Apaçık Radyo ekibinden İlksen Mavituna’nın favori Brel şarkılarından biri, sanatçının dünya çapında bir klasik olarak kabul edilen şarkısı Ne me quitte pas’nın Flamanca versiyonu olan Laat me niet alleen. 1959 tarihli bu şarkı ve farklı versiyonları üzerine birden fazla program bile yapılabilir aslında ama kısaca parçanın hikâyesinden bahsetmek gerekirse: Brel şarkıyı, 1955'ten beri âşık olduğu sevgilisi Suzanne Gabriello'nun onu terk etmesinin ardından Au Rêve adlı bistroda kaleme almıştı. Brel’in şarkıyı, eşi Miche ve üç çocuğunu terk etmeyi reddetmesi üzerine ondan ayrılan Gabriello’ya ithafen yazdığı varsayılsa da, sanatçının parçada, aldattığı için suçluluk duyduğu eşine seslendiğini düşünmek de mümkün. Parçanın bestesini piyanisti Gérard Jouannest ile birlikte yapmıştı Brel, düzenleme ise François Rauber’e aitti. Brel ilk başta şarkıyı kadın bir yorumcunun söylemesini planlamıştı ve böylelikle ilk olarak 1959’un Ocak ayında Simone Langlois kaydetmişti parçayı. Brel ise kendine ait yorumu o yılın Eylül ayında gerçekleştirdi. Kendisiyle yapılan bir röportajda, bunun sanılanın aksine bir aşk şarkısı olmadığını, tersine erkeklerin korkaklığı için yazılan bir marş olduğunu belirtmişti sanatçı ve parçanın bir erkeğin kendini ne kadar aşağılayabileceğini gözler önüne serdiğini ifade etmişti. Şarkının yayınlandığı dönemde Edith Piaf parçayla ilgili: “Bir erkek böyle şarkılar söylememeli” diyecekti.

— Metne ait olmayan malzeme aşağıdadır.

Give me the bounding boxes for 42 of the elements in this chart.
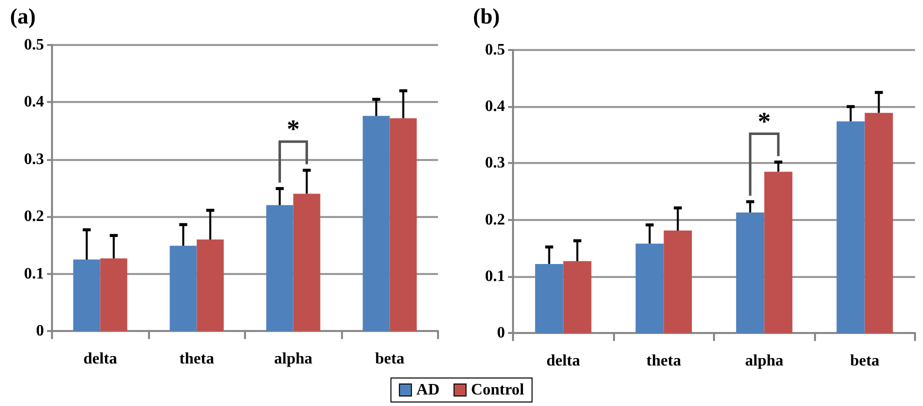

Ömer Madra ise Jacques Brel’in 1962 tarihli albümünden iki şarkı seçmiş. Bunlardan ilki Brel’in ülkesi Belçika için kaleme aldığı Le plat pays. Babası Flaman olduğu için genelde bu bölgeyi konu alan şarkılar yazmıştı Brel kariyeri boyunca. Brel’e ilham veren bir diğer bölge de Kuzey sahilleriydi. 1965 tarihli La chanson de Jacky’de bu bölgede yer alan Knokke-le-Zoutte’tan bahsediyordu sanatçı, 1977’de ise bu kez Knokke-le-Zoute tango adlı parçayı seslendirecekti. 1962 tarihli Le Plat pays’de ise “O kadar alçak ki gökyüzü teşvik ediyor tevazuyu, o kadar gri ki gökyüzü bir su kanalı asmış kendini, gökyüzü o kadar gri ki affetmeli onu, parçalanmaya gelen Kuzey rüzgârıyla, dinleyin onun gıcırtısını, benim olan o düz ülkenin” sözleriyle ülkenin kuzeyindeki Flaman bölgesine dair hemen hemen tüm özelliklerden bahsediyor ve bir anlamda kendini bu bölgeye ait hissettiğini dile getiriyordu sanatçı. Ömer Madra’nın bu albümden seçtiği ikinci parça ise Brel’in burjuvaziyi eleştirdiği Les bourgeois. “Burjuvalar domuzlar gibidir, ne kadar yaşlanırlarsa o kadar aptallaşırlar” nakaratıyla hafızalara kazınan parçada, gençliklerinde burjuva kesimiyle dalga geçen ancak yaşlandıklarında alay ettikleri bu insanlara dönüşen üç arkadaşın hikâyesini, iki dakika elli bir saniye gibi kısa bir sürede büyük bir ustalıkla aktarıyordu Brel.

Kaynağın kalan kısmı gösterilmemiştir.